Savaşın galibi Alp Arslan, esir düşen Romen Diyojen’i karargâhında sekiz gün ağırladı. Bizans’ın 1.5 milyon altınlık tazminat ve yıllık 360 bin altın vergi ödemesini öngören barış anlaşmasını imzalayan Romen Diyojen serbest bırakıldı ve İstanbul’a (Konstantinopolis) dönmesine izin verildi.

Ancak bu sırada Bizans başkentinde bir saray darbesi yapılmış ve Romen Diyojen’le 1068′de, yani Malazgirt’ten 10 yıl önce evlenerek onu İmparator yapan taht naibi Evdoksiya (Eudokia) bir manastıra kapatılmıştı. Tahta da 7′nci Mihail geçirilmiş ve Romen Diyojen’in devrildiği ilan edilmişti.

GÖZÜNE MİL ÇEKİP KÖR ETTİLER

Dönüş yolunda bu haberleri alan Romen Diyojen bir ordu kurup kendisini devirenlerle savaşmayı denedi. Ama karşı cephenin komutanı Andronikas Doukas’a yenildi. Sonuçta kendisine insaflı davranılacağı sözünü aldıktan sonra, Adana civarındaki bir kalede teslim oldu.

Ama onu esir alanlar sözlerini tutmadılar.

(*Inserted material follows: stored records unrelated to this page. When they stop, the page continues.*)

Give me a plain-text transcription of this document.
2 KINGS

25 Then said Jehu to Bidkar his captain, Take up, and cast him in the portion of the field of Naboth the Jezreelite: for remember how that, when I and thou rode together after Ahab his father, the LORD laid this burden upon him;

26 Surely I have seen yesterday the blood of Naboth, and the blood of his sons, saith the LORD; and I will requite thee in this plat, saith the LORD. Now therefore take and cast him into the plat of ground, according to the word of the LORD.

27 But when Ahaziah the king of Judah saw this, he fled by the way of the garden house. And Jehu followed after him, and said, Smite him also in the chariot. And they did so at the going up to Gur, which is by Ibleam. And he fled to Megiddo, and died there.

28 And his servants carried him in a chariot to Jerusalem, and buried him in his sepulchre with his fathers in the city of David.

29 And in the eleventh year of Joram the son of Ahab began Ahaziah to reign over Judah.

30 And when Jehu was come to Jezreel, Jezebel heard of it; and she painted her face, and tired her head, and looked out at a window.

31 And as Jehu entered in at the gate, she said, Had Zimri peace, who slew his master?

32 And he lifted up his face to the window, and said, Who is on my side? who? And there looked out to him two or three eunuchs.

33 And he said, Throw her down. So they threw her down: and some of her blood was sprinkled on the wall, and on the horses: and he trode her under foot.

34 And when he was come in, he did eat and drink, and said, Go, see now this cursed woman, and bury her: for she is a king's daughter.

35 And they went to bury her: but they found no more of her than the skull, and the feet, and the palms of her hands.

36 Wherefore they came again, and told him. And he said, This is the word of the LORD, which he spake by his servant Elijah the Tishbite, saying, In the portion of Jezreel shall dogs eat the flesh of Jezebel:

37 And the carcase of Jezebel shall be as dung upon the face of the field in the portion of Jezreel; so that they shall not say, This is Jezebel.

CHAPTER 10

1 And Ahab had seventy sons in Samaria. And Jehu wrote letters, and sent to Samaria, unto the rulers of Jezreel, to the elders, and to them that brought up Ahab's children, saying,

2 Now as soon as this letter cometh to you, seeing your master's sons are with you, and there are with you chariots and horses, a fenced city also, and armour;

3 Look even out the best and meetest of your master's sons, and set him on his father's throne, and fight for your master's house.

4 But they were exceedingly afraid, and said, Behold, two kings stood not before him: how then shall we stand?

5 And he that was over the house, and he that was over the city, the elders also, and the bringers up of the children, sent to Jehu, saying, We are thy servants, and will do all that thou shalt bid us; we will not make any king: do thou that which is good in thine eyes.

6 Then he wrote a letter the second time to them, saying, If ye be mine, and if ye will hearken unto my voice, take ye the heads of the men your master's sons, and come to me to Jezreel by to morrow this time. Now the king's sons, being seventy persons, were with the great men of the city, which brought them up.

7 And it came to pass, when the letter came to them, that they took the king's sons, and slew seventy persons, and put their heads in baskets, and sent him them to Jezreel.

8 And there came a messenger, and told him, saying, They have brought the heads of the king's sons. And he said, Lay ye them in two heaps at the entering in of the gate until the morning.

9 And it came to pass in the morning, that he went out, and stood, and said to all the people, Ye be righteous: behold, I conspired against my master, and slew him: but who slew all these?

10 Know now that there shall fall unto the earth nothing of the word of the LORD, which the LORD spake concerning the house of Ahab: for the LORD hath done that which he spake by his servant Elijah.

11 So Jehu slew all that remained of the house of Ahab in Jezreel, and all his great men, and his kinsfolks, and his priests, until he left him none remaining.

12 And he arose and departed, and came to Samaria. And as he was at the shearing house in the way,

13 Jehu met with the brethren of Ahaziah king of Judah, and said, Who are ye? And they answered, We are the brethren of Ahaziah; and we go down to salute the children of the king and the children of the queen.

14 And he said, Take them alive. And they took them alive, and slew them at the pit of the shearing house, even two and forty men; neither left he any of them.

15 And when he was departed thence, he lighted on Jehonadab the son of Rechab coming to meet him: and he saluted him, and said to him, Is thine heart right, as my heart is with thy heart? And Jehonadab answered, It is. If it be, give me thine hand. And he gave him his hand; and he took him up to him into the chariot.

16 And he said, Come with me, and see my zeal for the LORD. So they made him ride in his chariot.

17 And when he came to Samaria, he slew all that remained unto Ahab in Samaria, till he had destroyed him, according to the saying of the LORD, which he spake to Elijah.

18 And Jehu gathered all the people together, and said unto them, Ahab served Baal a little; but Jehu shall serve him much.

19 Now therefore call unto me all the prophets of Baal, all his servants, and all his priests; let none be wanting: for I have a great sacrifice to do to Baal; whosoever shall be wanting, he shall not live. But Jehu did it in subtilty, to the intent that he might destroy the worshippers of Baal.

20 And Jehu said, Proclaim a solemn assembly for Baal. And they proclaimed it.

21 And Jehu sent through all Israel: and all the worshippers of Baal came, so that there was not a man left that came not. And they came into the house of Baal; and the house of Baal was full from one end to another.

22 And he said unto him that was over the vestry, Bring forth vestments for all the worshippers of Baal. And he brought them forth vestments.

29 Haziran 1072′de gözlerine mil çekilerek kör edildi. Saçları kesilip Kınalıada’daki (Proti) bir manastıra kapatıldı. Gözüne mil çekilirken açılan yaraların sebep olduğu enfeksiyon sonucu, bir hafta sonra da öldü.

KANUNİ VE 8′İNCİ HENRY

Ne dersiniz? Okullarda hepimiz Alp Arslan’ın Romen Diyojen’i yenip esir ettiğini tarih derslerinde öğrendik.

Acaba kaçımız Romen Diyojen’in Bizanslılar tarafından kör edilip, öldürüldüğünü biliyoruz?

Gazetelerdeki haberlere göre bir vatandaş da, 1553 yılında oğlu Şehzade Mustafa’yı katleden Kanuni hakkında savcılığa suç duyurusunda bulunmuş. Acaba aynı dönemde (1536) Anne Boleyn’in boynunu kestiren İngiltere Kralı 8′inci Henry için de benzer bir girişimde bulunuldu mu o ülkede? Bunun gibi 1536′da İspanya’da Engizisyon’un (Inquisition) ve dinlerini gizleyenlerin diri diri yakılmalarının (Auto-da- fe) başlatılması da, yargı önüne getirildi mi?

Ne dersiniz? Gelecek kuşaklar “Cemaat” denilince “Hizmet”i mi yoksa “Örgüt”ü mü anlayacaklar?